I was looking at the Menger Sponge earlier, and I realized it has a neat property:
Let x, y, and z be spatial dimensions, each between 0 and 1 (inclusive.) Express them as ternary floating point numbers. (x,y,z) belongs to the interior if and only if none of them contain the digit 1.
If you operate in ternary from the outset, you can 'immediately' tell if (x,y,z) is included in the interior - but in general you still have to examine n digits to gain just as much precision. If all three variables are rational, you have only a finite number of digits to examine - maybe it's possible to take advantage of that?
Anyway, I'm almost certain that the Mandelbrot set can't be pinned down with a closed form, or anything that can be described as 'chaotic'. Are there any that can? If so, what distinguishes them from those that can't?
I get the feeling I'm on the verge of running into a whole field of mathematics - maybe real/complex analysis? I just don't have the experience to recognize it when I see it.
Edit - maybe with the Menger Sponge, the remaining 2 ternary digits (0 and 2) can still occur without repeating, which makes them irrational, so a closed form would have to take infinitely many digits into account. Am I looking in the right direction?

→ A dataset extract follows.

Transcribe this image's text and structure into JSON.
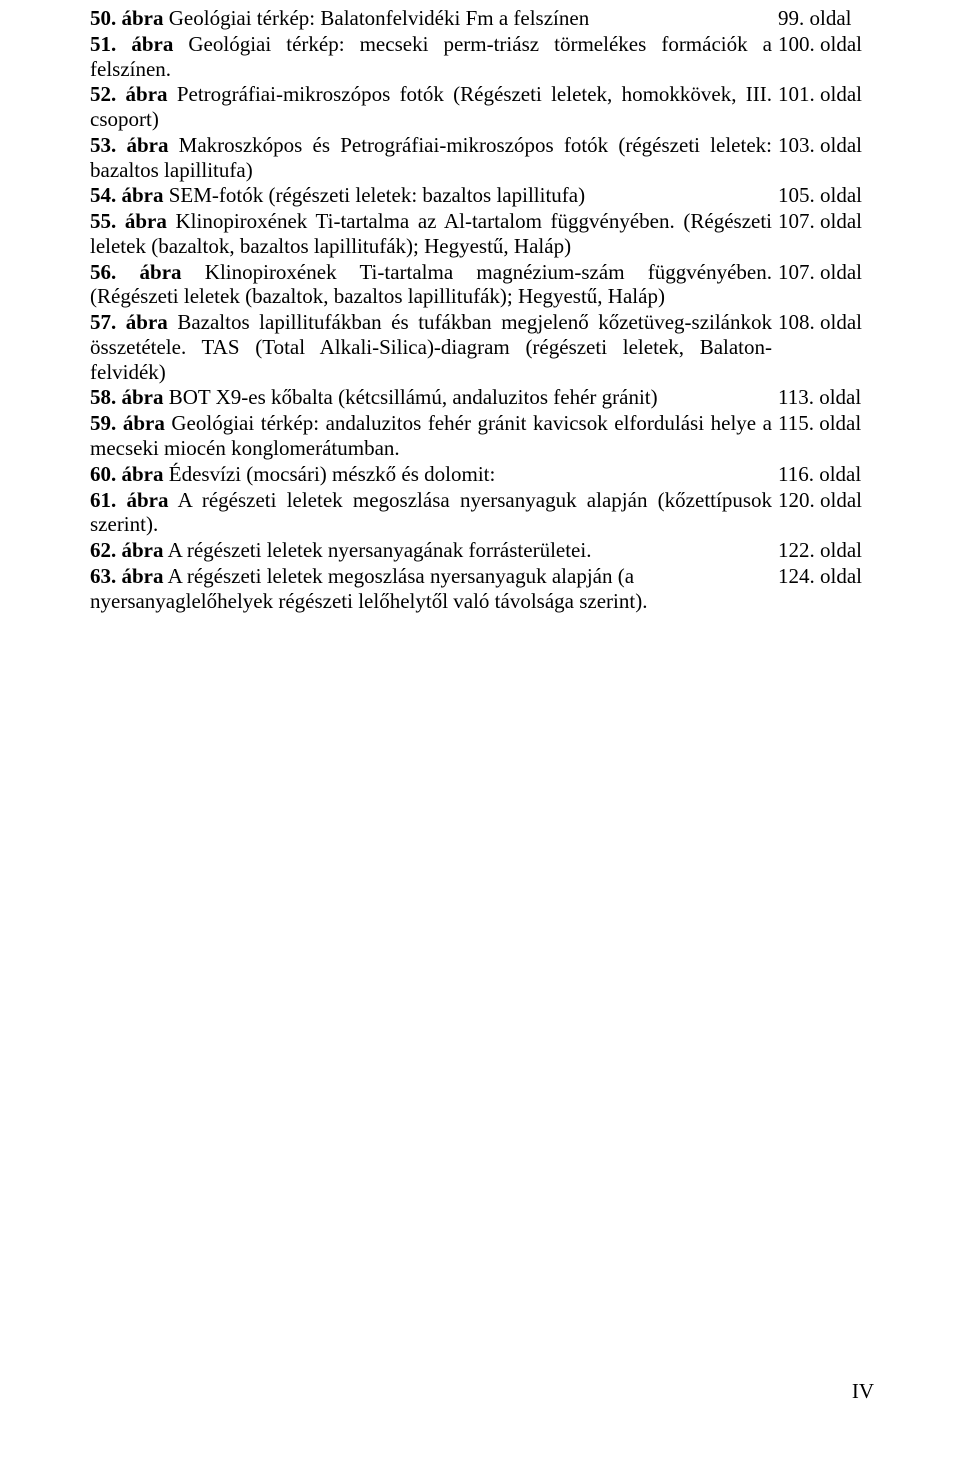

Your observation is incorrect. The set of points $(x,y,z)$ where none of them have $1$ in ternary expansion is the product of three Cantor sets. This is a rather small subset of the Menger sponge: it has smaller dimension, and is totally disconnected.
You can still describe the Menger sponge in terms of ternary expansions, but they have to be considered together. To see why, begin with the simpler case of the Sierpinski carpet.
Yes, some fractals have neat expressions in coordinates than others, while others, like Mandelbroit set and Julia sets, do not. I'm not sure this means one is somehow more complex than the other: it's just that certain tools are better suited for certain objects and not for others. For example, it's easy to find the logarithmic capacity of the Julia set of a polynomial, while for the standard Cantor set this is quite a challenge.